The new Munich Airport summer timetable will start this coming Sunday, on March 25: 91 airlines have booked slots for over 250,000 scheduled flights to 246 destinations in 68 countries. In addition to 17 German airports and 179 medium-range routes, scheduled services will be available to 50 intercontinental destinations. The summer period will continue through to Saturday, Oct. 27.
This summer, passengers in Munich will benefit from additions by Lufthansa and its subsidiary, Eurowings, to the range of destinations served. The decision by Lufthansa to station five A380 jets – currently the world's largest passenger plane – at its Munich hub represents a substantial increase in capacity. From the start of the new summer timetable, Lufthansa will offer daily departures with the giant Airbus to the Asian cities of Hong Kong and Beijing and to Los Angeles. Lufthansa is resuming services to Singapore, departing five times a week with modern Airbus A350 aircraft. It is also adding three new weekly flights to Chicago, bringing the total to 10. There will no longer be services to Riyadh and Tehran, however. Along with the new intercontinental services, Lufthansa is making major additions to its European and domestic routes this summer, offering 219 more weekly departures from Munich than in the summer of 2017.
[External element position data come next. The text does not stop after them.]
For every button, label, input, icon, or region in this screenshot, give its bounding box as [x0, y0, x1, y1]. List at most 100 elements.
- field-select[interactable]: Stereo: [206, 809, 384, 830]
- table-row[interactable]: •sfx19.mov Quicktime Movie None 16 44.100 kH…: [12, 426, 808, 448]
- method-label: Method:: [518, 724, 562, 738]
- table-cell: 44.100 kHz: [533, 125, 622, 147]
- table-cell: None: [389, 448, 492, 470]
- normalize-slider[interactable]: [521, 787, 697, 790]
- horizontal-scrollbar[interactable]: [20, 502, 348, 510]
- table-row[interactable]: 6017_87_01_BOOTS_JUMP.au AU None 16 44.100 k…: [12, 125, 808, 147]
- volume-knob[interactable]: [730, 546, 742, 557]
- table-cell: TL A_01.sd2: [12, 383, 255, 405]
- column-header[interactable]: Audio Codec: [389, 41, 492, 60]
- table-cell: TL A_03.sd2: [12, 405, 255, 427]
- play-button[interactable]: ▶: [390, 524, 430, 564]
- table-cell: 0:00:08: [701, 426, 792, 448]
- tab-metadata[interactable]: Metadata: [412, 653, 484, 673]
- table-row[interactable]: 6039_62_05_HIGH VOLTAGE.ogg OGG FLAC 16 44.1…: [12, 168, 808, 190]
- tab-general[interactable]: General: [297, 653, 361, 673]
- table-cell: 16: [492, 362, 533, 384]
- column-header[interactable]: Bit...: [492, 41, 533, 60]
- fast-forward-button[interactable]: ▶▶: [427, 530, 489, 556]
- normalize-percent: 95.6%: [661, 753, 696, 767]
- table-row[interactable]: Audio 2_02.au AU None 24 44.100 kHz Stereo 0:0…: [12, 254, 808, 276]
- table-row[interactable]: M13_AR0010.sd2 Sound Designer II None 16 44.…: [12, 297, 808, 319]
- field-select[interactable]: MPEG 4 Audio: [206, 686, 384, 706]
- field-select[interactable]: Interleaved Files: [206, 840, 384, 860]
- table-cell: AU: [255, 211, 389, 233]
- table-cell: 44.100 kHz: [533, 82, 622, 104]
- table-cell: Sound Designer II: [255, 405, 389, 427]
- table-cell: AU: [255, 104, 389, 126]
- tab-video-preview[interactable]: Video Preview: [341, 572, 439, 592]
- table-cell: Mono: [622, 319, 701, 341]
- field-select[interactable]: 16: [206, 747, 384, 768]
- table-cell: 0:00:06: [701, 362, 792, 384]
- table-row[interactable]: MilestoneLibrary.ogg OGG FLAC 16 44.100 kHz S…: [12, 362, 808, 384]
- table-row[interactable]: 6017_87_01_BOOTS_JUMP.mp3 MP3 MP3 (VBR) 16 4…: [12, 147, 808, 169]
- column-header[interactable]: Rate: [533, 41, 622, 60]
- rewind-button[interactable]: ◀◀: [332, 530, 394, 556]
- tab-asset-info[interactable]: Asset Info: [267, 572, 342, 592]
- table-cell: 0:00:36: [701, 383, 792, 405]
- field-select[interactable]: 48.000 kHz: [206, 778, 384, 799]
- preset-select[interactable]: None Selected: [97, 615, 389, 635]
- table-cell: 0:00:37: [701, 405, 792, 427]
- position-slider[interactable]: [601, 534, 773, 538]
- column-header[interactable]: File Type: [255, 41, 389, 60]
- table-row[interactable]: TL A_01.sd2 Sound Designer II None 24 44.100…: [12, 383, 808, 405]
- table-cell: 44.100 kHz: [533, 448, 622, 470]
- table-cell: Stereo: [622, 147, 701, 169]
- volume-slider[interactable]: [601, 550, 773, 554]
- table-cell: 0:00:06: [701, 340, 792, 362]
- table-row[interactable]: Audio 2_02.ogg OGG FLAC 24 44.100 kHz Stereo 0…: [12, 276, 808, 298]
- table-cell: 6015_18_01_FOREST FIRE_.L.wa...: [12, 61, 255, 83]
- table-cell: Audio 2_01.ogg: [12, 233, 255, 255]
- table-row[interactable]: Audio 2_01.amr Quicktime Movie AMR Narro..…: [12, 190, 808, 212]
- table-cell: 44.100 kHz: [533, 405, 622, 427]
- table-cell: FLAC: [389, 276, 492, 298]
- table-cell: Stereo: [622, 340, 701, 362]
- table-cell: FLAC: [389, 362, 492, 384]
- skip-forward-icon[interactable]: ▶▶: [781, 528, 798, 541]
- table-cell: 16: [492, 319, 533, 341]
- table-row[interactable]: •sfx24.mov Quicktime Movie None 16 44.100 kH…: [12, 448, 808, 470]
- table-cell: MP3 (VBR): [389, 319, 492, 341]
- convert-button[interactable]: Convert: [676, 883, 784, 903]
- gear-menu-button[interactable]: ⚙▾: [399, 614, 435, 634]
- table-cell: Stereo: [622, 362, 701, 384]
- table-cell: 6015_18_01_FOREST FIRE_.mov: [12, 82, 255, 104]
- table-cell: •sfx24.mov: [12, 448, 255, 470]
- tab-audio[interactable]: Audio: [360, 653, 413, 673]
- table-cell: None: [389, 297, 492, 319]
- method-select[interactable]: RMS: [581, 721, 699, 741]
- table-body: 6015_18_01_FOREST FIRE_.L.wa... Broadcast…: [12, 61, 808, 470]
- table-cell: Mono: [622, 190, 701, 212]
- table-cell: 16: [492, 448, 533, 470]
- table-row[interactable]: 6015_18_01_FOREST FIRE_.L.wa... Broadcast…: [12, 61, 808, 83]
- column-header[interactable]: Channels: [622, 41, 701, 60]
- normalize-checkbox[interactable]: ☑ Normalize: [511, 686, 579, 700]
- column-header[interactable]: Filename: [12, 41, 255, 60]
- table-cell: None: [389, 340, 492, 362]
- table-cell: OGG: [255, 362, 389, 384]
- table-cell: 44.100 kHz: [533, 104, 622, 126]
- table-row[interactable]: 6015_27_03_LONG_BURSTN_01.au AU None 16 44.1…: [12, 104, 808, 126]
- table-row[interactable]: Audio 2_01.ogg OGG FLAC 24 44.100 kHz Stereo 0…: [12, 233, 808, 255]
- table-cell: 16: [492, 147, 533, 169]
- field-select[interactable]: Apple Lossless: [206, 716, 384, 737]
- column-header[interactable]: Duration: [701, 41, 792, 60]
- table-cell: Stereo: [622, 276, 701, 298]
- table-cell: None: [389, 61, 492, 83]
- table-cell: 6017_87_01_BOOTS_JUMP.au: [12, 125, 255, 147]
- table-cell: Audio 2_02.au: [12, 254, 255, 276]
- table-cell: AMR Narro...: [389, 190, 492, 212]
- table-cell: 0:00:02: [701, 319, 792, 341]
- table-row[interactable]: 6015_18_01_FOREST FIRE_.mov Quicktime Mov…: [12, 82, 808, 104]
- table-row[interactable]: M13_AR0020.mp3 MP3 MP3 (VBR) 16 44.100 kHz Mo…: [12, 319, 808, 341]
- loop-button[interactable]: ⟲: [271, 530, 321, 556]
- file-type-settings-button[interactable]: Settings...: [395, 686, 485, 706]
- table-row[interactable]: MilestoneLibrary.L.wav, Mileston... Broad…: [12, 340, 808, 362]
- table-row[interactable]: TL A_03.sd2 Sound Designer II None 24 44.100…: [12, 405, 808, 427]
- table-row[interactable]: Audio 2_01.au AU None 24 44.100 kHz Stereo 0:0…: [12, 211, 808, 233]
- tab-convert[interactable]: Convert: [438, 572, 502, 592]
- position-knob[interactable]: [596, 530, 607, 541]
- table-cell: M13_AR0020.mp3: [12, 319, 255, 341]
With the start of the new timetable, budget airlines will also operate long-haul services in Munich for the first time, with the Lufthansa subsidiary Eurowings offering a number of attractive intercontinental connections from the Bavarian capital. The low-cost carrier will operate flights to Bangkok, Cancun, Fort Myers, Las Vegas, Mauritius, Montego Bay, Punta Cana and Puerto Plata, along with Varadero and Windhoek.
Eurowings is expanding its European services, too. With the addition of 20 weekly flights to Palma de Mallorca, it will depart from Munich for the Spanish holiday hotspot 26 times per week. On domestic routes, the budget carrier is adding a total of 100 departures per week to Dortmund, Düsseldorf, Hamburg and Cologne/Bonn. In total, Eurowings will offer 140 more flights per week in Munich than in last year's summer timetable period.
The Estonian airline Nordica will fly daily to Groningen in the Netherlands along with its daily service to Tallinn. The new summer timetable also includes the first-ever non-stop flight from Munich to Denmark's second-biggest city, Aarhus. The service will be offered by SAS. The Spanish airline Volotea is adding Saragossa to its routes served from Munich for the first time. The Norwegian carrier Wideroe will celebrate its debut in Munich: It will operate three weekly flights with Embraer 190 E2 to Bergen on the south-west coast of Norway. Cyprus Airways is making a comeback in Munich with a weekly flight to the Cypriot port city of Larnaca. Croatia Airlines will serve Dubrovnik on the Adriatic coast five times per week.
The Russian cargo airline AirBridgeCargo is doubling its capacity in Munich: With the start of the summer timetable, jumbo freighter service will fly back and forth between Munich and Moscow four times instead of twice a week as before.